2. Shared State, Not Message Passing
The orchestrator has full control over execution order. Redis scratchpad provides shared state. No inter-agent communication complexity.

3. Lazy Capability Acquisition
Agents discover what tools they need through reasoning. A conversation starts with minimal tools and acquires integrations as the work demands them. Scales to dozens of platforms without linear cost.

4. Human Oversight as a Primitive
Critical actions interrupt execution, persist to the database, allow parameter editing, and resume cleanly across hours or days. Trust isn't granted per-session. It's earned per-action.

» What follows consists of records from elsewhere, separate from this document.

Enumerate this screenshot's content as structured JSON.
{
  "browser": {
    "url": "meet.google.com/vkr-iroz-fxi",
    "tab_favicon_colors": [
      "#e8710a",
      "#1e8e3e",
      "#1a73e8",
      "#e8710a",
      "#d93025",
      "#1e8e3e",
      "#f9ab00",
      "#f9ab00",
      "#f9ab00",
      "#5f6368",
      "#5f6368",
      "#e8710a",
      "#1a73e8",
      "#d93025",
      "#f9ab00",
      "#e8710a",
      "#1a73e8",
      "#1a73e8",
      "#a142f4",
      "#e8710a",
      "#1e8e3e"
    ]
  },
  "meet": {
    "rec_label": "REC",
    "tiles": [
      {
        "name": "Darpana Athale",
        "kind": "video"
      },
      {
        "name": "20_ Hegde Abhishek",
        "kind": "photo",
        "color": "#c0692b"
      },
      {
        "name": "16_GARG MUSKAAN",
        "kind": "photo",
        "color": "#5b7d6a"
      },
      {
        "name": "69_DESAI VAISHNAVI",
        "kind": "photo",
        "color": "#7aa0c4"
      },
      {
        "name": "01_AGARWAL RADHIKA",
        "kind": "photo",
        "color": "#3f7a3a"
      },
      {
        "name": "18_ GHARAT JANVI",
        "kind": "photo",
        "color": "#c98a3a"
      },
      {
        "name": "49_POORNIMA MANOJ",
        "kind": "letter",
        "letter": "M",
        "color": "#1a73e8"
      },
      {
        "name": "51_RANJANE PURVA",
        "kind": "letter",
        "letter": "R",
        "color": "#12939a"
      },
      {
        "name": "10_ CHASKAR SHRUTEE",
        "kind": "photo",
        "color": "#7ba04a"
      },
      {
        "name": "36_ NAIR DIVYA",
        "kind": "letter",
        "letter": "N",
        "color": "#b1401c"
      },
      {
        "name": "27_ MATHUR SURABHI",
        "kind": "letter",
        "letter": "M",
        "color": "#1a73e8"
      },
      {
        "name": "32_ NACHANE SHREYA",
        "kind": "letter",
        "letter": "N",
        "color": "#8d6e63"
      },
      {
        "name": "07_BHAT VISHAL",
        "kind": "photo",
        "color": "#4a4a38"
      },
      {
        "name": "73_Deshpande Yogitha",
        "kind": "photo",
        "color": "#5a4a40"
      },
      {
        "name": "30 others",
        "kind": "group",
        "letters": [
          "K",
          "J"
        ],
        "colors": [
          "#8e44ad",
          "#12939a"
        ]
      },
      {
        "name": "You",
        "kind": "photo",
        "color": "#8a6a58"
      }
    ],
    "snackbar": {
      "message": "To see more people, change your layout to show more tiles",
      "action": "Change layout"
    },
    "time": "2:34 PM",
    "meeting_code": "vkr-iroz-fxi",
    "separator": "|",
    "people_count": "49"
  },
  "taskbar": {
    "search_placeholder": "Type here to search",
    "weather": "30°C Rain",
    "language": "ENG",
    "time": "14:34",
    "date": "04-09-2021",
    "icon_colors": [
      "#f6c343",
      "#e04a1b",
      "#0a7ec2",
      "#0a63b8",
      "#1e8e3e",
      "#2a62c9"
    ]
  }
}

5. Finite Context, Infinite Conversations
Context is an explicitly managed resource. Two-tier compaction. Deterministic tool ordering for prompt cache hits. Structured summarization. Platform-aware thresholds.

What Changed

Before orchestration, every request hit the boss agent. Latency was variable. Costs were high. The system was fragile.

After orchestration:

Simple requests stay fast (direct execution, no delegation overhead).
Complex requests get parallelized instead of sequential (a 30-minute problem becomes 5 minutes).
Costs plummeted — research work that would have cost $20 now costs $3.86.
The system is stable — Token overflow is handled. Conversation length is no longer a scaling bottleneck.

The trick wasn't building a smarter agent. It was building an agent smart enough to know when not to do the work itself.

This powers Dimension's core conversational intelligence across web, Slack, and iMessages. Used daily by thousands.